There is another reason this myth-making sticks in the throat. Liverpool supporters have spent decades being spoken about as a problem to be managed, a crowd to be suspected, an easy target for lazy narratives. So when you see any suggestion, however indirect, that fans brought this on themselves, that they attacked a car first and forced a frightened driver’s hand, you hear an old tune trying to start up again.
The court evidence described what happened in blunt terms. This was not fear dictating actions, it was temper. Even allowing that people struck the car at some point, the idea that this excuses accelerating into a closed street full of supporters fails on the basics. If you are scared, you stop. You do not drive through bodies. You do not keep going when you are hitting people, and you do not do it knowing children are in that mass.
The “family man” framing falls apart for another reason, too. Plenty of people have families. Plenty of people have rough days. Most do not respond by turning a vehicle into a weapon.
Justice, punishment, and the urge for vengeance
The comments after sentencing were a portrait of the modern public square. Grief. Fury. Confusion about what prison terms actually mean. Calls for never driving again. Arguments about whether 21 years is too light or too heavy, and whether other countries would pile on more time.
I’m not interested in treating a sentence like a football score, as if “more” automatically means “better”. I’m interested in whether the punishment reflects the intent, the scale, and the lasting damage.
This sentence is long by UK standards, and it reflects multiple serious offences. It also reflects the reality that this was not one victim, one injury, one reckless moment. This was a sweep of harm across dozens of people, including children, on a day the city had offered up as a safe, communal celebration.
Some wanted “prison justice”. I get the impulse, that raw desire to see pain answered with pain. It’s also the sort of talk that stains everything it touches. A society that hands out punishment has a duty to keep its head. The victims deserve dignity and support, not a blood sport carried out in their name.
Where I do agree with the angriest voices is on responsibility. Doyle’s remorse, described by his defence, does not reverse a degloving injury, does not wipe out nightmares, and does not restore a child’s sense of safety in crowds. Remorse can exist, and the consequences still stand like a wall.
And the so-called facade has gone now. The “family man” cushioning, the PTSD haze, the borrowed sympathy. What’s left is a clear picture. A man who lost his temper, drove into a crowd, and then tried to sell a story about fear that did not match the footage.
Lessons Liverpool must demand
There is one more uncomfortable truth here, and it sits alongside personal culpability, not in place of it.
Events of this scale need systems that anticipate the worst day, not only the best one. Hundreds of thousands of people in a city centre, closed roads, temporary measures, the slow churn of post-parade movement, transport bottlenecks, frustration everywhere. That is a combustible mix even before you add someone with poor impulse control and a steering wheel.

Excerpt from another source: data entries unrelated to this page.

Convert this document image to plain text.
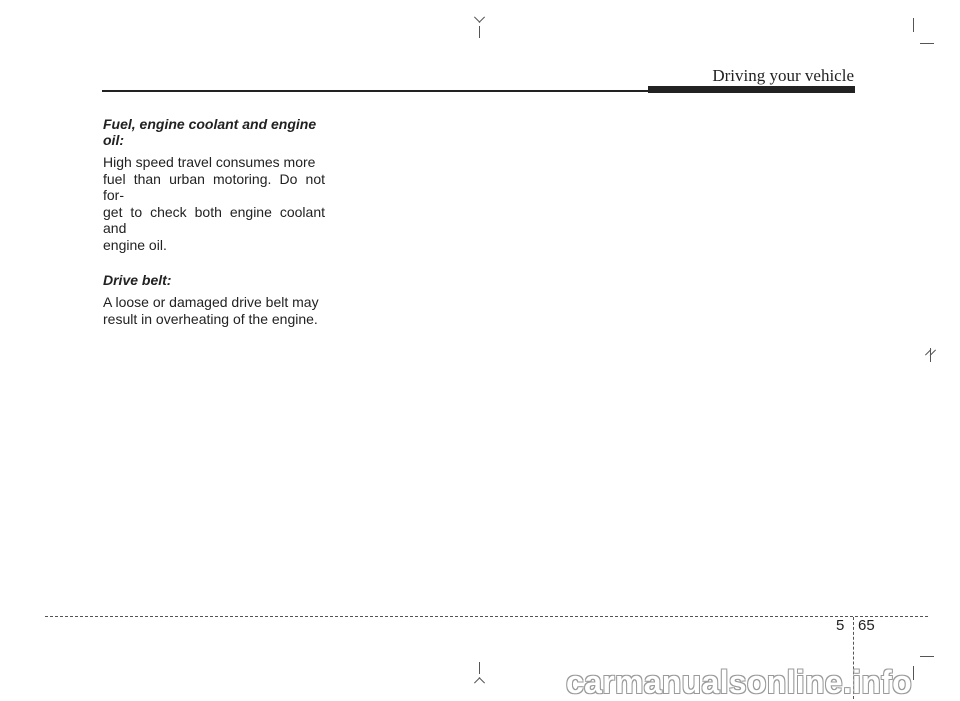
Driving your vehicle

Fuel, engine coolant and engine
oil:

High speed travel consumes more
fuel than urban motoring. Do not for-
get to check both engine coolant and
engine oil.

Drive belt:

A loose or damaged drive belt may
result in overheating of the engine.

5 65
carmanualsonline.info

Questions about event management will keep coming, and rightly so. How did a vehicle get into that space? What checks failed? What barriers were missing? What protocols were assumed rather than enforced? How does the city plan routes, stewarding, dispersal, transport, so families can celebrate without being exposed to needless risk?
None of that dilutes Doyle’s guilt. It simply recognises a wider duty. Liverpool will celebrate again, it always does, and it should. The point is to make it harder for any individual, on any bad day, to reach a crowd with the means to do this sort of damage.
Because that’s the line I keep coming back to, the one he spoke without meaning to tell the truth. He said he’d ruined so many lives. He was right. The court has now put a number on what he did, 21 years and six months. The city will live with the rest, in quieter ways, for longer than that.